A traveller is someone who travels to travel. The twelve hour train journey while you make conversation to someone with a giant beard who tells his stories, and finally invites you for dinner, or the lady who speaks to you with fervor and emotion about the days of her youth, or the spending of the night in a tent, all are just as important as to getting to the destination. It’s not where you go, but it is how you get there. A traveller finds the most imaginative, sometimes the longest and interesting way to get to a place. The journey is just as important, with all the sights, sounds and adventures in between here and there.
A tourist is a person who travels to escape.
A tourist is a person who travels to escape. The aim: find a nice place to relax and forget about day to day stress. Someone else can cook, and clean up after you, and guide you to destinations. A traveller travels because he or she has to. It is much more than a vacation, it is a necessity. It is a blessing and sometimes, a curse to be footloose.
Tourists seem to have a checklist, whereas travellers seem to have a purpose or a reason for being, other than ticking a box.
A tourist says they have been to Greece, after visiting Athens and Santorini. A traveller says they have been to Athens and Santorini.
I think the fundamental difference would boil down to this: A traveller would tell stories about getting to a place, rather than the place itself. A tourist would tell you about how a destination was.
After all this, what is the difference? Does there exist a difference at all, or is it simply in our own head and egos?
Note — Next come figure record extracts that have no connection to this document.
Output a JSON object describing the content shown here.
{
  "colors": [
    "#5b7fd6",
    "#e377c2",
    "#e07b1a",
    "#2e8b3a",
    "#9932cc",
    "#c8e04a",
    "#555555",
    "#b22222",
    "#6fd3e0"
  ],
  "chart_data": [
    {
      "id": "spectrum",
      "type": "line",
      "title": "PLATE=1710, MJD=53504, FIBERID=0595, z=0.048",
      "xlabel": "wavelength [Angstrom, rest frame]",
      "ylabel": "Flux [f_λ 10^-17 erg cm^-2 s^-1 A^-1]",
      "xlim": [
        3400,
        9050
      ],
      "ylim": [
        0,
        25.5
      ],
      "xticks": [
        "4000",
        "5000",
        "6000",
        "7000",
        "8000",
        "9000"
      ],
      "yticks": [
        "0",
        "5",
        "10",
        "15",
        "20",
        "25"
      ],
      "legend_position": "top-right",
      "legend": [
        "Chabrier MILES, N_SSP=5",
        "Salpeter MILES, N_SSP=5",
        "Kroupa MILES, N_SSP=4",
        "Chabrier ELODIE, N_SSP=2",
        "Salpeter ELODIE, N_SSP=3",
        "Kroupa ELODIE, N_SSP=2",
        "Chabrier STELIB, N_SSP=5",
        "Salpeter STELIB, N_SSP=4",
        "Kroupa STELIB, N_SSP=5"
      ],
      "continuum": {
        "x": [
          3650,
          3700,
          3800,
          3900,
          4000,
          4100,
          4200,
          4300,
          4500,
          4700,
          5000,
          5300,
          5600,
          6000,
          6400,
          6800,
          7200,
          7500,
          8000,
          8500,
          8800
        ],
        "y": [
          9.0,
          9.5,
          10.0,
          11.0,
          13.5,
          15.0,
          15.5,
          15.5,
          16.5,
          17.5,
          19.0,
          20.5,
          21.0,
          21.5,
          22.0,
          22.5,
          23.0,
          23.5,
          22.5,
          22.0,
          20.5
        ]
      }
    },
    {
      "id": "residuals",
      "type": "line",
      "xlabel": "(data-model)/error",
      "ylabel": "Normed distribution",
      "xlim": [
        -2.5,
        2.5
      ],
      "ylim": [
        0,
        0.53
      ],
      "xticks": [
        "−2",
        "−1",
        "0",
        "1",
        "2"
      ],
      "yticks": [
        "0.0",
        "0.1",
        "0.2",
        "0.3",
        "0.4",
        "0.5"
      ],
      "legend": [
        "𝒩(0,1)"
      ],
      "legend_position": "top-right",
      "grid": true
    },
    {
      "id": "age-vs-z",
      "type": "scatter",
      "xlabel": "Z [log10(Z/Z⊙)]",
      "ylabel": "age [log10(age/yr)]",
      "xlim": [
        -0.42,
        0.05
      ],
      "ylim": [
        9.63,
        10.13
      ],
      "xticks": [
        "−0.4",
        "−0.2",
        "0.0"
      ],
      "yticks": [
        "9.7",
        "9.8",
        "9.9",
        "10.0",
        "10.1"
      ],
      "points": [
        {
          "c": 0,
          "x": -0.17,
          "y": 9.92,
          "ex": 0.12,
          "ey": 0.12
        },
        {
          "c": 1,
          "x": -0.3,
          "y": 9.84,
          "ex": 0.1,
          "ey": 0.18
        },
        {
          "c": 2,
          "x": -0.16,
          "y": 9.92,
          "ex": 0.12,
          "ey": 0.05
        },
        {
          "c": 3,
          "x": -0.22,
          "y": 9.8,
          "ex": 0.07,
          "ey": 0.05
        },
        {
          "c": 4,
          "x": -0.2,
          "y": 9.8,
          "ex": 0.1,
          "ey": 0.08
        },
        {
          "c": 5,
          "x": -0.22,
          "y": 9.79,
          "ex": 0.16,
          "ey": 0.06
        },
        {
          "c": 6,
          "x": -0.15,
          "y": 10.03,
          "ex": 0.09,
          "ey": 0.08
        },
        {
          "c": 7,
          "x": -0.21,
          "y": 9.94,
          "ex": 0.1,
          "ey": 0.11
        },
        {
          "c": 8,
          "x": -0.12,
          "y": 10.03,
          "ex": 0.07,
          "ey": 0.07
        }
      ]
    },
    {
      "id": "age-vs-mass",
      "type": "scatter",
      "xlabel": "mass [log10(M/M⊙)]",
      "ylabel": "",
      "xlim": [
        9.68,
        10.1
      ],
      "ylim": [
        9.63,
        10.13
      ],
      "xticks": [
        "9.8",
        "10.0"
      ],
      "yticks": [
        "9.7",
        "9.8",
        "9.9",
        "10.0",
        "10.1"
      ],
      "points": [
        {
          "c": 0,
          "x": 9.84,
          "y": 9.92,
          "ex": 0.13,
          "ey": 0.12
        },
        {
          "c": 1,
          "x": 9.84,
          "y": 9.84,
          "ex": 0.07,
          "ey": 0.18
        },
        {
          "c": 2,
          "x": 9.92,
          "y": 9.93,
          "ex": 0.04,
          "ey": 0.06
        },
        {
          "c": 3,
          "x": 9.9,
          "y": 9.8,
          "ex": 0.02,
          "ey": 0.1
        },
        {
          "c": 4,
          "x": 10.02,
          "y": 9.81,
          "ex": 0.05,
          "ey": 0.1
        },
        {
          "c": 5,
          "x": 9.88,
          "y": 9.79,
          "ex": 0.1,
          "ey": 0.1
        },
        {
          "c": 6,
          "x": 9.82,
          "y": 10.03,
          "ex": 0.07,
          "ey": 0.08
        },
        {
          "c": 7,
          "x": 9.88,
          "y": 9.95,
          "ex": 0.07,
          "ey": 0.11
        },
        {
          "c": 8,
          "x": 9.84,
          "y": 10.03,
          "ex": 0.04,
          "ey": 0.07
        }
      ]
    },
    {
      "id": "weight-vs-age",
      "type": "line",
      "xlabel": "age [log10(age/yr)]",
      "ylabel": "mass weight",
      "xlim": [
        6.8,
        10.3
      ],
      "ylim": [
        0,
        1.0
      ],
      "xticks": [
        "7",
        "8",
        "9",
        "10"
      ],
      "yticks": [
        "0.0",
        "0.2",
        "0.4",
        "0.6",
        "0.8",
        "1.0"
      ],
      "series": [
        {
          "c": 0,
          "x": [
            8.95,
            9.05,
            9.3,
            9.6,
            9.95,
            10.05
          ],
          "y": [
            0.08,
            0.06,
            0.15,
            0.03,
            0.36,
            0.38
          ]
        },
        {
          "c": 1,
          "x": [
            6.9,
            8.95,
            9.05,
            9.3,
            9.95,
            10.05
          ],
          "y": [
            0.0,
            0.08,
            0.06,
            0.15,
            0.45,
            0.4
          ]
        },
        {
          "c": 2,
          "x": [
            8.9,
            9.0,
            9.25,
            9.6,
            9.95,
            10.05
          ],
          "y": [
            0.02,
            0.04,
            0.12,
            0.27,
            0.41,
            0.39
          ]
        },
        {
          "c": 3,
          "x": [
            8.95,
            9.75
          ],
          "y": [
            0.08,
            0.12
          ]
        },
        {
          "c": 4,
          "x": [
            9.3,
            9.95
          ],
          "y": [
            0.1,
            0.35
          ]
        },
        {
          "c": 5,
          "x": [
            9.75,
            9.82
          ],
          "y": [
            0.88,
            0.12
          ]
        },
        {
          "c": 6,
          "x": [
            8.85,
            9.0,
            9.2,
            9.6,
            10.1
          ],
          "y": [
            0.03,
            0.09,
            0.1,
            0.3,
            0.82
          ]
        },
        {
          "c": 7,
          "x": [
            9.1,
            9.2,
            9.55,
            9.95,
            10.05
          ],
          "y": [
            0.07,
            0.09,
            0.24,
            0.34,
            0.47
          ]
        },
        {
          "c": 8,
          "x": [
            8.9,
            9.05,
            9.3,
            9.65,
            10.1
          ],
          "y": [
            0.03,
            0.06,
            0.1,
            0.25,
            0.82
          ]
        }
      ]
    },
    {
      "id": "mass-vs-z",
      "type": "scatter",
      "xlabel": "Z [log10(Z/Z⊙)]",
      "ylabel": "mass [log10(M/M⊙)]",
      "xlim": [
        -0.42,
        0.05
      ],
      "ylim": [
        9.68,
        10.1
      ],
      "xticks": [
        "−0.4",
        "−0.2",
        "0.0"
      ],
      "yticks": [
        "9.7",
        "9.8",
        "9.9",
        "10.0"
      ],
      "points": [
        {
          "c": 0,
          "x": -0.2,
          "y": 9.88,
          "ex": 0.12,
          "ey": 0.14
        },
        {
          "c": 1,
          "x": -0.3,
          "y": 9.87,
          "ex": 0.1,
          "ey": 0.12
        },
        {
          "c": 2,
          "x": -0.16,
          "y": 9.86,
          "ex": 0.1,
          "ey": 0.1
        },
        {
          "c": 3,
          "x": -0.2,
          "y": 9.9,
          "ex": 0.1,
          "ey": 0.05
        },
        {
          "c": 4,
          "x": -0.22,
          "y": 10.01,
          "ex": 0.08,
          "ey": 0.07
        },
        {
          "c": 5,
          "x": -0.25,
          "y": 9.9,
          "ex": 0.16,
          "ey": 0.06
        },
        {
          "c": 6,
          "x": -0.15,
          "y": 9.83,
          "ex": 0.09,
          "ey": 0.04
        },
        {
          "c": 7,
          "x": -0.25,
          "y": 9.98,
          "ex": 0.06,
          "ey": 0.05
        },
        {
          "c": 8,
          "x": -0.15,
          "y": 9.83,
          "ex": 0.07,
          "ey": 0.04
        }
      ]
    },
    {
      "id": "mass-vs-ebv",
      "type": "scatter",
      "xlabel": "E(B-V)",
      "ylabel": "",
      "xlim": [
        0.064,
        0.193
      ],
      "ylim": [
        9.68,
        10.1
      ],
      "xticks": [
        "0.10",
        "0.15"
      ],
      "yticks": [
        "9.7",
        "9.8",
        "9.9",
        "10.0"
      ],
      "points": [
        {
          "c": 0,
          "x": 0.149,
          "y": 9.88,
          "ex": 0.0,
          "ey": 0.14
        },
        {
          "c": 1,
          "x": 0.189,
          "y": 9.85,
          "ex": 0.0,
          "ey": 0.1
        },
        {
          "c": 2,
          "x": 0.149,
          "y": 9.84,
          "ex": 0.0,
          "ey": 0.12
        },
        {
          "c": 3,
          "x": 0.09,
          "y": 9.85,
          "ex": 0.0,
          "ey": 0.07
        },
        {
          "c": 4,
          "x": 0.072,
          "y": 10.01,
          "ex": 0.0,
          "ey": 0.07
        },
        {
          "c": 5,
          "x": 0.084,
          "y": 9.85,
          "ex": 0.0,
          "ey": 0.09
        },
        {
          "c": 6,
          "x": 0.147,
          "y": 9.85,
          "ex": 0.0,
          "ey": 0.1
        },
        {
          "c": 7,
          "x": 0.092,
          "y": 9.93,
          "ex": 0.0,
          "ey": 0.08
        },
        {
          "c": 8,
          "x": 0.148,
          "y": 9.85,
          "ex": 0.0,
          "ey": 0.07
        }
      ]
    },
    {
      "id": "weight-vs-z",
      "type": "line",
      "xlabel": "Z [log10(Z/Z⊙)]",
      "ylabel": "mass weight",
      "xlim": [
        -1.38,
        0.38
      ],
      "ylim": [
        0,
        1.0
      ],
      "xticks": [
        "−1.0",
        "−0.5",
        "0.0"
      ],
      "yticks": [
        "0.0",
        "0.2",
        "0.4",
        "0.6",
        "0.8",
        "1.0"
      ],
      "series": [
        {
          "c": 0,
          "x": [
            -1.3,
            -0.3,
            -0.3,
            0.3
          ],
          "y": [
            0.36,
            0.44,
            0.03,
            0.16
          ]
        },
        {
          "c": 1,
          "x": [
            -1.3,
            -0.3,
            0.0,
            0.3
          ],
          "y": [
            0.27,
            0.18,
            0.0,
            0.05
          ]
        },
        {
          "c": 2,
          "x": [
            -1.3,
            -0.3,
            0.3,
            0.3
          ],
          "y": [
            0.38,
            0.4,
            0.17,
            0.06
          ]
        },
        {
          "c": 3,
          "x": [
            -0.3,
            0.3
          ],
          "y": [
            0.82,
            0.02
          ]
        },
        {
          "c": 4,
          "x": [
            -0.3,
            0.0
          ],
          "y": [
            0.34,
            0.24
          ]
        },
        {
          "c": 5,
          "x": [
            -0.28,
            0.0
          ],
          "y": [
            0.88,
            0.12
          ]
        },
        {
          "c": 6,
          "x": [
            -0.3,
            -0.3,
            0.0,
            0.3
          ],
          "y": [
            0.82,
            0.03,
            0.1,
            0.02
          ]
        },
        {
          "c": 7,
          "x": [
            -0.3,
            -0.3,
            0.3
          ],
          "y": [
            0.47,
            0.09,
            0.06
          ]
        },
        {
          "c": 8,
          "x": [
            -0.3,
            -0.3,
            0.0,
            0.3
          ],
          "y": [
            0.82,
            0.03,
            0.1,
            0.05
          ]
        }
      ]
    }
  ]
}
The debate about being a tourist and being a traveller is big, and possibly never ending. And I fear I’m compelled to argue for one of these sides. As much as people believe that they are travellers and staunchly against tourists, the reality is that once we are on foreign soil, we may try to blend in or break out. But ultimately, we (usually) end up following a well-trodden trail at one time or the other. Perhaps a new word should be coined to address this: ‘The Travelist’. There is nothing that suggests a traveller is better than a tourist. Perhaps a tourist appreciates where they are. A traveller demonstrates an understanding of this world that we all live together. In the end, what we call or define ourselves, or others are not as important. What is important is how we travel, how we experience a place and its people, and how much we get out of the experience, and how much we give back. There is more value in focusing less on the identity and more on the world, the culture, and the people around. In the end, when you arrive somewhere new, to the locals, you are a tourist, no matter how you travel or how long you travel for. If you think you have a better distinction, let me know.
There is more value in focusing less on the identity and more on the world, the culture, and the people around.